- Directed by: Basil Dean
- Screenplay by: Dorothy Farnum
- Based on: The Constant Nymph 1924 novel by Margaret Kennedy; The Constant Nymph 1926 play by Basil Dean Margaret Kennedy;
- Produced by: Michael Balcon
- Starring: Victoria Hopper; Brian Aherne; Leonora Corbett;
- Cinematography: Mutz Greenbaum
- Edited by: Frederick Y. Smith
- Music by: Eugene Goossens; John Greenwood;
- Production company: Gaumont British Picture Corporation
- Distributed by: Gaumont British Distributors; Fox Film;
- Release dates: December 1933 (United Kingdom); 7 April 1934 (United States);
- Running time: 97 minutes
- Country: United Kingdom
- Language: English

= The Constant Nymph (1933 film) =

1933 British film by Basil Dean

The Constant Nymph is a 1933 British drama film directed by Basil Dean and starring Victoria Hopper, Brian Aherne and Leonora Corbett.
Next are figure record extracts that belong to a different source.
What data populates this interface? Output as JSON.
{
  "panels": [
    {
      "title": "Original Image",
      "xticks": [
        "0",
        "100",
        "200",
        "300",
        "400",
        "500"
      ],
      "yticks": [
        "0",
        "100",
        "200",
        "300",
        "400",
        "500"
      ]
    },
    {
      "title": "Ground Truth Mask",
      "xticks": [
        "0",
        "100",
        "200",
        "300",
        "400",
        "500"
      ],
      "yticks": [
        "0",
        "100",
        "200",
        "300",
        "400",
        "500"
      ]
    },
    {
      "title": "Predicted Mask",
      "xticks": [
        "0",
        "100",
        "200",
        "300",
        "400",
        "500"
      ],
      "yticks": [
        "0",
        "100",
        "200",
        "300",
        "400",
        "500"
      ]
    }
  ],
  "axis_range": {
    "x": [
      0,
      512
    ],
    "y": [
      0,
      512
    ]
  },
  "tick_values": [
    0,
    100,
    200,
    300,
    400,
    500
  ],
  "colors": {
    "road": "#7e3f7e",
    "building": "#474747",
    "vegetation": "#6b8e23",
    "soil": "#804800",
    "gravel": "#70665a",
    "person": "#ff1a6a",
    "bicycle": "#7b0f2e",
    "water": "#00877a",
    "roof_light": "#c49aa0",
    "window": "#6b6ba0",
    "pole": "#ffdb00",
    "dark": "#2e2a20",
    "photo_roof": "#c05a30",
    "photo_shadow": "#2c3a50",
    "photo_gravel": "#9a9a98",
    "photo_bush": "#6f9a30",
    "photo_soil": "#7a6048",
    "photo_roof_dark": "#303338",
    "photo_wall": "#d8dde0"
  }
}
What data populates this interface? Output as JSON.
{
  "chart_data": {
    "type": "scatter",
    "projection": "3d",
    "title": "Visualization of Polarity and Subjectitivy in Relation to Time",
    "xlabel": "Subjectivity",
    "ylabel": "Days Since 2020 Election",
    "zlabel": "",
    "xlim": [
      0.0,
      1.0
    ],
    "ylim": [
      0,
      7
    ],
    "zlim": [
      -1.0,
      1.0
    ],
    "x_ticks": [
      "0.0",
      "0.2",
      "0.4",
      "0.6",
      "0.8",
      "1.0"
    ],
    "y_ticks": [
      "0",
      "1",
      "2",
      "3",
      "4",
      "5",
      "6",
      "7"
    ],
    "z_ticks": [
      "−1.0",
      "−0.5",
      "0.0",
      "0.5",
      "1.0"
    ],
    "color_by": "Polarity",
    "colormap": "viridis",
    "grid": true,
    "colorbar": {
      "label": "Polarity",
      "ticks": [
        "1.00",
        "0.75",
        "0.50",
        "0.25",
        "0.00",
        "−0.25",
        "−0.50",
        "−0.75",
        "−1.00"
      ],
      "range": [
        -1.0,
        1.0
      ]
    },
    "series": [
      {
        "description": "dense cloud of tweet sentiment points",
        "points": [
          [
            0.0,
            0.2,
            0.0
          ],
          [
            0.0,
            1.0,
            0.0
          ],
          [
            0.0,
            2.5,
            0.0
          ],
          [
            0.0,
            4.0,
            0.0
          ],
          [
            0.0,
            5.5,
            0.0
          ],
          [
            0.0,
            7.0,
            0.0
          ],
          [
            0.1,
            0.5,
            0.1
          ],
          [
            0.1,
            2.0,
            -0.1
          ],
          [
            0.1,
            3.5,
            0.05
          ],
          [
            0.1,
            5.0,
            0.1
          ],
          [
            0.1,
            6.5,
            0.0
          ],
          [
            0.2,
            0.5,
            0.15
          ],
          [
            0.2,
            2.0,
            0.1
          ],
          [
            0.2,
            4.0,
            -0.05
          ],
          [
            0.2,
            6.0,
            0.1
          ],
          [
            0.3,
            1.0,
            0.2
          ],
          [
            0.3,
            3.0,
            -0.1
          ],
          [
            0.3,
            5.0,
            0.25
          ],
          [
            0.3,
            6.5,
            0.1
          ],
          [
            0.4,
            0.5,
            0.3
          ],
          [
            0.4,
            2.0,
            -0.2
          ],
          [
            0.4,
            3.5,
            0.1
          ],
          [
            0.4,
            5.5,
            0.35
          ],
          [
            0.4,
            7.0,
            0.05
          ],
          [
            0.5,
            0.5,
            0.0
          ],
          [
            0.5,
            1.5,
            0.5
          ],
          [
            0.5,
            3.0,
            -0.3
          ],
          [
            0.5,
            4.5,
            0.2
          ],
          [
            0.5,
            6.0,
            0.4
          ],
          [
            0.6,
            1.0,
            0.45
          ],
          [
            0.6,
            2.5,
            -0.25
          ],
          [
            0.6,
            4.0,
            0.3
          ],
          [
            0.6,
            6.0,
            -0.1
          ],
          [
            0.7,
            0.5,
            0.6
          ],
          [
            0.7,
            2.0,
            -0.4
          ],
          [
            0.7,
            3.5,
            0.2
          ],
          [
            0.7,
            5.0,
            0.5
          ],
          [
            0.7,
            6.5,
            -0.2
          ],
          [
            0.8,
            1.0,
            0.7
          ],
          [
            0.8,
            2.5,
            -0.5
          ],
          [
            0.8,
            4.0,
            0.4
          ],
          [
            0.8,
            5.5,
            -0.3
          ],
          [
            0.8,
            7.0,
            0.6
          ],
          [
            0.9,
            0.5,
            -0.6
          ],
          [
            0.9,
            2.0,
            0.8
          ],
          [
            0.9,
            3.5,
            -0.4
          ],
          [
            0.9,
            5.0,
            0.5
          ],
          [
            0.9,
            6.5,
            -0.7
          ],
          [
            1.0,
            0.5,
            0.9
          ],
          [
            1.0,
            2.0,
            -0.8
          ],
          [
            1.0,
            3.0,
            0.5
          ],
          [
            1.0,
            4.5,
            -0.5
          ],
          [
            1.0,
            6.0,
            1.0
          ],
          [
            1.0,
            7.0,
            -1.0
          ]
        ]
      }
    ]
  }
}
It is an adaptation of the 1924 novel The Constant Nymph by Margaret Kennedy and the 1926 stage play adaptation written by Kennedy and Dean. Dean tried to persuade Ivor Novello to reprise his appearance from the 1928 silent version The Constant Nymph but was turned down and cast Aherne in the part instead. The film is set in Tyrol, western Austria. Previously filmed in 1928, the sentimental Margaret Kennedy novel The Constant Nymph was sumptuously remade by Gaumont-British Picture Corporation in 1933.

==Plot==
A rich, Belgian gamine named Tessa Sanger falls hopelessly in love with world-famous composer Lewis Dodd, who is so full of himself that he barely acknowledges Tessa's existence. As she looks on in quiet desperation, Dodd marries another woman, her cousin Florence. It takes him nearly the entire picture to realize what a fool he's been, and that Tessa was the one girl for him all along – but alas, it's too late.

==Remake==
The Constant Nymph was remade by Warner Bros. in 1943, at which time all prints of the 1933 version were supposed to be destroyed, however, several prints did survive.

==Bibliography==
- Sweet, Matthew. Shepperton Babylon: The Lost Worlds of British Cinema. Faber and Faber, 2005.